Si buscas un proyecto de tejer a mano que sea acogedor, práctico y perfecto para el invierno, una manta de lana gruesa es la opción ideal. No solo te mantendrá abrigado durante las noches frías, sino que también puedes personalizarla con colores y diseños que combinen con la decoración de tu hogar.
En este tutorial, te guiaremos paso a paso para crear una manta de lana gruesa desde cero. No importa si eres principiante o tienes experiencia, este proyecto es sencillo y el resultado será una pieza única y llena de calidez. ¡Vamos a empezar!
Material necesario
- Lana gruesa: Necesitarás aproximadamente entre 800 y 1200 gramos de lana de grosor bulky (grueso). Puedes elegir el color o combinación de colores que prefieras. La lana de oveja o mezcla de lana con acrílico es una buena opción por su suavidad y resistencia.

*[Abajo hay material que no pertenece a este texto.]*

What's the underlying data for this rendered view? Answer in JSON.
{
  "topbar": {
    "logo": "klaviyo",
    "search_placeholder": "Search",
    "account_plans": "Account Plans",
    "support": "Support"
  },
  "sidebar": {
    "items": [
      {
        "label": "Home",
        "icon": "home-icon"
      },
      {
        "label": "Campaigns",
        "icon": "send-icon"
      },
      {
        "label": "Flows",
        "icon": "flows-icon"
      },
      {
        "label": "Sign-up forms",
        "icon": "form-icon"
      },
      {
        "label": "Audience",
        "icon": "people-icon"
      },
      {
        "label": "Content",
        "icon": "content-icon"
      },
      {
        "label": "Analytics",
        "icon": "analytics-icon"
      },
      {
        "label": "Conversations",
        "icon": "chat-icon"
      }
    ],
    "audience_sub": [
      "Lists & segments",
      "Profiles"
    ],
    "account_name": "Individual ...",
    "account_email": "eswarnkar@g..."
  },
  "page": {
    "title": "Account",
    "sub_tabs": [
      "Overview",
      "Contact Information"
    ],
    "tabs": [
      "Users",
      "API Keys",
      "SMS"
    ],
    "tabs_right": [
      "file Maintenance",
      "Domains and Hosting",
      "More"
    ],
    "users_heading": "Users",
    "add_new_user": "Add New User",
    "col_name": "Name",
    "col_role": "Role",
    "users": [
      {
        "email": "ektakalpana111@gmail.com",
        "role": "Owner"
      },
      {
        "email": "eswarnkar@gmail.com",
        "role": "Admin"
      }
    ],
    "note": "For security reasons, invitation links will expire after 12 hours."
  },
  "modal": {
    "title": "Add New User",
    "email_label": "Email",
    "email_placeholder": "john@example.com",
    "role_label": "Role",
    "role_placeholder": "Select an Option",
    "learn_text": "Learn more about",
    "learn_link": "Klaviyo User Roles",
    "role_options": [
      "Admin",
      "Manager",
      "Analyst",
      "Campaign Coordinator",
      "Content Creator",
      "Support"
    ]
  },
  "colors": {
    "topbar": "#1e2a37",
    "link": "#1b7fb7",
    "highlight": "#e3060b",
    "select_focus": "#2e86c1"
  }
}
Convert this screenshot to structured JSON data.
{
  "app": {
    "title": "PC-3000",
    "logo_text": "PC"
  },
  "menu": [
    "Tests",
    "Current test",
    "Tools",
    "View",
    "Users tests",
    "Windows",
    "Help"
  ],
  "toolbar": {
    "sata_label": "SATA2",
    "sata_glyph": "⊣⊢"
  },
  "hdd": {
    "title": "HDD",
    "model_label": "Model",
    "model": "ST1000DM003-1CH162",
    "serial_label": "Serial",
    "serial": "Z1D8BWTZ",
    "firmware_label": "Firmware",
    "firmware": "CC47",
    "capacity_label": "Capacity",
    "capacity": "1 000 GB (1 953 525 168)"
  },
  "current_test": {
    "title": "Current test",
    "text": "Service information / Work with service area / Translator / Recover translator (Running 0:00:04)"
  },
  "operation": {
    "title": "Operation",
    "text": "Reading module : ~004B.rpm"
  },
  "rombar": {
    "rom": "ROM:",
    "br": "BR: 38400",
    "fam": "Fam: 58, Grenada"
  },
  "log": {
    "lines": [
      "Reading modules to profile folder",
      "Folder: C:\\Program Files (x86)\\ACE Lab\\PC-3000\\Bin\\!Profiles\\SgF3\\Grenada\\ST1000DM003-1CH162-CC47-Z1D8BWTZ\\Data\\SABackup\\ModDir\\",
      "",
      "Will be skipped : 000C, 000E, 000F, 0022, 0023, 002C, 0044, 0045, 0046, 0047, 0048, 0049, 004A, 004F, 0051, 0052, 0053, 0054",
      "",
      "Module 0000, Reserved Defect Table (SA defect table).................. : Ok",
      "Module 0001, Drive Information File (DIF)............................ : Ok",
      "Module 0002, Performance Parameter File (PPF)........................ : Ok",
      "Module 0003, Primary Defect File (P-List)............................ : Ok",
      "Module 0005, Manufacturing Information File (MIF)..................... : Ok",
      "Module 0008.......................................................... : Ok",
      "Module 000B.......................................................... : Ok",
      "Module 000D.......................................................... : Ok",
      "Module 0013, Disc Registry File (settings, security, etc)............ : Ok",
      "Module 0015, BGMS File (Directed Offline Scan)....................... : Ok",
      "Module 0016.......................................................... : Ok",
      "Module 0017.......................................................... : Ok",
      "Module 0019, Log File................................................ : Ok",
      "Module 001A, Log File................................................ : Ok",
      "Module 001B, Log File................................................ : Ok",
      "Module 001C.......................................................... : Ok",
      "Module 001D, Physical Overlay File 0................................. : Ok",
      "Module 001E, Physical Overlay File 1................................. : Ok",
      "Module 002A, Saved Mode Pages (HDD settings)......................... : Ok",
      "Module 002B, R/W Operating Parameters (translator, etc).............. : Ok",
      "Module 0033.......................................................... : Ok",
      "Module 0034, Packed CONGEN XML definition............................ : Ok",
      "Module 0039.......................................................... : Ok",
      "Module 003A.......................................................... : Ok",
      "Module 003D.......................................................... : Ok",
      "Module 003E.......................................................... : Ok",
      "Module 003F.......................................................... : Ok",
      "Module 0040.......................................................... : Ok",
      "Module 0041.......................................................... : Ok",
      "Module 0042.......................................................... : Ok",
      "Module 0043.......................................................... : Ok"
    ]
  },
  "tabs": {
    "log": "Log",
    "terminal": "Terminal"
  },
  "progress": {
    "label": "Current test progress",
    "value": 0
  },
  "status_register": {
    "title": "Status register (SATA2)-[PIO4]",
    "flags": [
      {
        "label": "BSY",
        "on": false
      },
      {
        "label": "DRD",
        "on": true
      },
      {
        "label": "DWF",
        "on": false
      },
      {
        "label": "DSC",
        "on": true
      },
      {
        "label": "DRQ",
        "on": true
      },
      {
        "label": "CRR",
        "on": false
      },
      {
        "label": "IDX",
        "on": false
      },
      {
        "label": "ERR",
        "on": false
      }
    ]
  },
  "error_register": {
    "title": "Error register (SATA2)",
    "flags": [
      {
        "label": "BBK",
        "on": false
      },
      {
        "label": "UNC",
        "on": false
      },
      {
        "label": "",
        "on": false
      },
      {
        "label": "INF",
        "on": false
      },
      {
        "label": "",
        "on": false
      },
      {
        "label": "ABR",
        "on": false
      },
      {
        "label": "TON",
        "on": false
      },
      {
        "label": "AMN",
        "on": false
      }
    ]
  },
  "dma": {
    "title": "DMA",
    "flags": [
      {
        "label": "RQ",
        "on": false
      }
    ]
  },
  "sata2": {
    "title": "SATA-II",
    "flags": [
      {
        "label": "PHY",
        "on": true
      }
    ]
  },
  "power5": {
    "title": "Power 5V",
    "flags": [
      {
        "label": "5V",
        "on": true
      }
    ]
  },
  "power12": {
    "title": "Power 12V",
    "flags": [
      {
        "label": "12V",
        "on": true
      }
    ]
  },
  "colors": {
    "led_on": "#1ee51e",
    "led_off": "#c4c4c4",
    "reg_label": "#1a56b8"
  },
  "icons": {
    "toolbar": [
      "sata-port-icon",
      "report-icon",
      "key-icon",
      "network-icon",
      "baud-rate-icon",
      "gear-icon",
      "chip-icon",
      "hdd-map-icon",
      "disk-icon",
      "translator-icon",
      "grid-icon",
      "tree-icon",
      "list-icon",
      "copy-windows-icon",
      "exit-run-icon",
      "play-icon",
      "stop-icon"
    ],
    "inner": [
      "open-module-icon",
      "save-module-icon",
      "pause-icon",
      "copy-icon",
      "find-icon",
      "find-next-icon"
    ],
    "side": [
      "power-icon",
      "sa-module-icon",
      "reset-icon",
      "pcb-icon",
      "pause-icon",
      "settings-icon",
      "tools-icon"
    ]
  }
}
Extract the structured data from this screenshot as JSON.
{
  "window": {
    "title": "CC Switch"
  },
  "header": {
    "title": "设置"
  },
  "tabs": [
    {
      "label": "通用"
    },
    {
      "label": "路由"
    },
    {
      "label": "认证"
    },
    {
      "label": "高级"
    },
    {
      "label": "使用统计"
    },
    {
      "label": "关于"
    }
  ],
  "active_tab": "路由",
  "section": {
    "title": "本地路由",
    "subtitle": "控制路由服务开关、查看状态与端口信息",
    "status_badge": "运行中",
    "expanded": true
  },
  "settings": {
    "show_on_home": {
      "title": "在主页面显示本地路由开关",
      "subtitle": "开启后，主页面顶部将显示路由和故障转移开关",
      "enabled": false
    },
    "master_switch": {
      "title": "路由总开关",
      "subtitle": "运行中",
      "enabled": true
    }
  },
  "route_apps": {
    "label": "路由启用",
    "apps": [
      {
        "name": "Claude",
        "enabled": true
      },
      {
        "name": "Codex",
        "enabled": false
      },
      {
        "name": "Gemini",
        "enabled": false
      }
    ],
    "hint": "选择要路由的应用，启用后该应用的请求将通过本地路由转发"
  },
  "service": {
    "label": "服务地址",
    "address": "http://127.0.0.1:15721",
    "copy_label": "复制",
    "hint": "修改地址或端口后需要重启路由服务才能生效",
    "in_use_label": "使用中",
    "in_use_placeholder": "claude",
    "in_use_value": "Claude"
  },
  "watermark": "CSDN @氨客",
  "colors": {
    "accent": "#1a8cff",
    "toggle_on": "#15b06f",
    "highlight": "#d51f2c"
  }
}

- Agujas de tejer: Usa agujas de tejer de tamaño 8 mm a 10 mm. El tamaño dependerá del grosor de la lana y de la tensión que prefieras en tu tejido. Para lana gruesa, las agujas de 10 mm suelen funcionar bien.
- Tijeras: Para cortar los hilos al terminar el proyecto.
- Cinta métrica: Para medir el largo y ancho de la manta (opcional, si quieres ajustar las medidas).
- Marcadores de punto: Opcionales, pero útiles para marcar el inicio de una vuelta o sección en patrones complejos.
- Agulla de lana: Para coser los bordes y rematar los hilos.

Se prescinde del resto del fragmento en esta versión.